Saturday, July 30, 2016

The Kitchen Window

It rained so much today. More than I think I've ever noticed it rain before. Like, all day. Rain. I did laundry. I worked out. I ate. Showered. Finished a book. Ate some more. Stared out the kitchen window. I wanted to go outside, participate in something beyond these walls. But there it was, all day. So much rain. I'm not sure how long I spent staring out the kitchen window, watching the yard turn into a collection of puddles, but long enough to sense the other me's. It's usually in times when I have nothing but myself to preoccupy that I sense them. The other me's. The ones that I could be if I or the world were just a fraction of a second different. Some of the other me's are what the real me explains away as cheesy. Staring out the kitchen window, sipping coffee, hand-in-hand with someone. A best friend. A comfort. A sense of security the real me does not know. But would like to. Some of the other me's seem sad. Angry.

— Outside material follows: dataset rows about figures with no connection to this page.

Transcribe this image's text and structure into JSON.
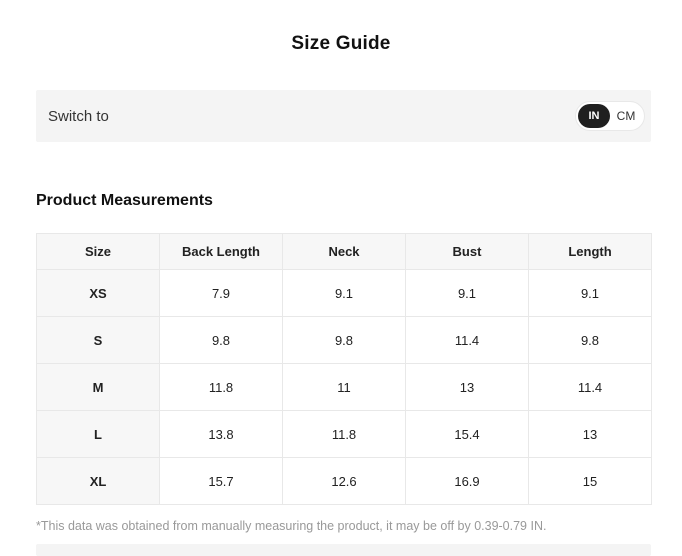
{
  "title": "Size Guide",
  "unit_switch": {
    "label": "Switch to",
    "options": [
      {
        "label": "IN",
        "active": true
      },
      {
        "label": "CM",
        "active": false
      }
    ]
  },
  "section": {
    "title": "Product Measurements"
  },
  "table": {
    "headers": [
      "Size",
      "Back Length",
      "Neck",
      "Bust",
      "Length"
    ],
    "rows": [
      {
        "size": "XS",
        "values": [
          "7.9",
          "9.1",
          "9.1",
          "9.1"
        ]
      },
      {
        "size": "S",
        "values": [
          "9.8",
          "9.8",
          "11.4",
          "9.8"
        ]
      },
      {
        "size": "M",
        "values": [
          "11.8",
          "11",
          "13",
          "11.4"
        ]
      },
      {
        "size": "L",
        "values": [
          "13.8",
          "11.8",
          "15.4",
          "13"
        ]
      },
      {
        "size": "XL",
        "values": [
          "15.7",
          "12.6",
          "16.9",
          "15"
        ]
      }
    ]
  },
  "footnote": "*This data was obtained from manually measuring the product, it may be off by 0.39-0.79 IN.",
  "colors": {
    "active_toggle_bg": "#1f1f1f",
    "active_toggle_text": "#ffffff",
    "bar_bg": "#f4f4f4",
    "table_header_bg": "#f7f7f7",
    "table_border": "#e8e8e8",
    "footnote_text": "#999999"
  }
}
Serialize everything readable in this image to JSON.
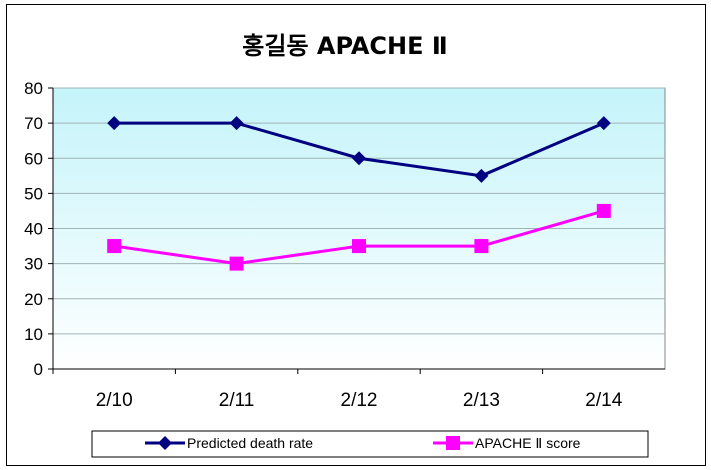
{
  "chart_data": {
    "type": "line",
    "title": "홍길동 APACHE Ⅱ",
    "categories": [
      "2/10",
      "2/11",
      "2/12",
      "2/13",
      "2/14"
    ],
    "series": [
      {
        "name": "Predicted death rate",
        "values": [
          70,
          70,
          60,
          55,
          70
        ],
        "color": "#000080",
        "marker": "diamond"
      },
      {
        "name": "APACHE Ⅱ score",
        "values": [
          35,
          30,
          35,
          35,
          45
        ],
        "color": "#ff00ff",
        "marker": "square"
      }
    ],
    "ylim": [
      0,
      80
    ],
    "yticks": [
      0,
      10,
      20,
      30,
      40,
      50,
      60,
      70,
      80
    ],
    "grid": true,
    "legend": "bottom",
    "background_gradient": [
      "#c4f4fa",
      "#ffffff"
    ]
  }
}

A shuttered kitchen window, a shattered coffee mug, a blood speckled floor. A sense of pain the real me is fortunate to not know. Time passes. The puddles grow. The other me's morph and melt and swirl around into story after story, life after life. It's still raining. And the real me is still just staring.        

Monday, June 13, 2016

Something loved.

Soon I won't live in Turkey anymore. And the things that I do here won't be done by me anymore. Other people might do them here, but I won't. The life I have here will be splintered and divided up and led by other people. Soon different hands will play my piano, different eyes will do my job and stare at my work computer. Different bones will sleep in my bed, different flip flopped feet will slap at all the streets that I love. And different ears, lucky ears will hear my friends' words. Many different people will pick up my life here eventually and make it their own, while I work my way in and pick up the fragments that other people have left behind somewhere else. It's a strange feeling to just constantly continue, and continue and continue, especially when everything feels and looks so different and foreign. But it's all just a continuation of millions of different people, some that have come and gone, others that are still here somewhere. It's hard to keep track of who you are when you've picked up and let go of so many lives. Each one something precious, each one something loved.